Sunday marks the opening of Monet’s Water Lilies at the St. Louis Art Museum. The exhibit will run from October 2, 2011 to January 22, 2012.
Monet designed Agapanthus, a 42-foot 3-part painting featuring the African lily. After his death, the 3 parts were sold and ended up in the St. Louis Art Museum, the Nelson-Atkins Museum of Art in Kansas City and the Cleveland Museum of Art in Ohio. Thanks to a collaboration by the museums, the artwork can be seen in its original styling. Monet’s Water Lilies just wrapped up in Kansas City and now it’s being prepared for its St. Louis debut. In 2015, all three works will be joined once again at the Cleveland Museum of Art to celebrate the museum’s 100 year anniversary. Below: The panel housed by the St. Louis Art Museum.
The exhibit itself will include 8 total Monet works and studies, from French museums and private collectors alike. In addition to the exhibit, the St. Louis Art Museum will be putting on a number of programs inspired by Water Lilies, including cooking classes and children’s days at Forest Park.
The exhibit requires tickets with a timed entry and they are likely to sell out on busy days, especially over the holiday season. You can buy tickets online (a processing fee will be charged) or at the museum’s Information Desk. Paid tickets include an iPod tour of the exhibit. The St. Louis Art Museum is a free museum aside from its exhibits so plan to spend an entire morning or afternoon inside. The St. Louis Art Museum is inside Forest Park and would be a welcome addition to the $500 trip to St. Louis or any other Missouri vacation.

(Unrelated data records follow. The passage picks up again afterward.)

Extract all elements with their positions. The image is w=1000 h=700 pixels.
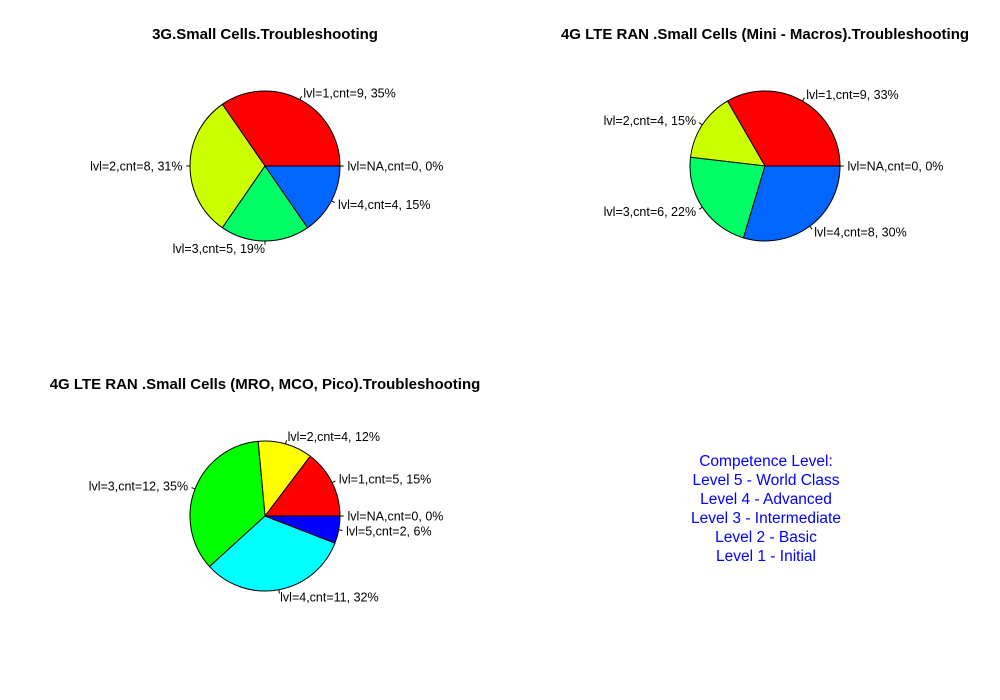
slice-label: lvl=3,cnt=6, 22% [604,205,696,219]
legend-line: Competence Level: [699,453,833,470]
pie-chart-3: 4G LTE RAN .Small Cells (MRO, MCO, Pico)… [50,376,481,605]
slice-label: lvl=1,cnt=5, 15% [339,473,431,487]
chart-title: 3G.Small Cells.Troubleshooting [152,26,378,43]
label-leader [809,225,813,230]
slice-label: lvl=NA,cnt=0, 0% [348,510,444,524]
competence-level-legend: Competence Level: Level 5 - World Class … [640,452,892,566]
label-leader [299,96,303,100]
pie-slice [264,165,341,229]
label-leader [698,122,703,126]
pie-chart-2: 4G LTE RAN .Small Cells (Mini - Macros).… [561,26,969,242]
slice-label: lvl=1,cnt=9, 35% [303,86,395,100]
legend-line: Level 1 - Initial [716,548,816,565]
slice-label: lvl=4,cnt=8, 30% [814,226,906,240]
label-leader [191,487,196,490]
label-leader [285,440,288,444]
slice-label: lvl=1,cnt=9, 33% [806,88,898,102]
label-leader [331,200,335,204]
pie-chart-1: 3G.Small Cells.Troubleshooting lvl=NA,cnt… [90,26,443,256]
pie-slice [742,165,841,242]
slice-label: lvl=4,cnt=11, 32% [280,591,378,605]
legend-line: Level 5 - World Class [692,472,840,489]
label-leader [802,97,805,102]
slice-label: lvl=NA,cnt=0, 0% [848,160,944,174]
slice-label: lvl=3,cnt=12, 35% [89,480,188,494]
pie-slice [689,156,766,239]
legend-line: Level 2 - Basic [715,529,817,546]
label-leader [338,529,343,531]
slice-label: lvl=2,cnt=4, 15% [604,114,696,128]
slice-label: lvl=2,cnt=4, 12% [288,430,380,444]
slice-label: lvl=4,cnt=4, 15% [338,198,430,212]
pie-slice [263,455,341,517]
chart-title: 4G LTE RAN .Small Cells (MRO, MCO, Pico)… [50,376,481,393]
legend-line: Level 4 - Advanced [700,491,832,508]
label-leader [278,589,280,594]
slice-label: lvl=3,cnt=5, 19% [173,242,265,256]
chart-title: 4G LTE RAN .Small Cells (Mini - Macros).… [561,26,969,43]
legend-line: Level 3 - Intermediate [691,510,841,527]
label-leader [698,206,703,210]
pie-slice [726,90,841,167]
pie-slice [221,165,309,242]
pie-slice [221,90,341,167]
label-leader [331,480,336,484]
slice-label: lvl=NA,cnt=0, 0% [348,160,444,174]
slice-label: lvl=2,cnt=8, 31% [90,160,182,174]
slice-label: lvl=5,cnt=2, 6% [346,525,431,539]
pie-slice [189,103,266,229]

Dates: October 2, 2011 to January 22, 2012
Hours: Tuesdays-Thursdays and Saturdays-Sundays from 9 AM to 4 PM and Fridays from 9 AM to 8 PM; timed entry
Location: St. Louis Art Museum; St. Louis, Missouri
Tickets: $10/adults, $8/seniors and students, $6/6-12 year olds, Free for those 5 and younger (though they still need a timed ticket). On Friday, timed tickets are free but the iPod tour will cost $3. Can be purchased online or at the museum. The St. Louis Art Museum itself is free.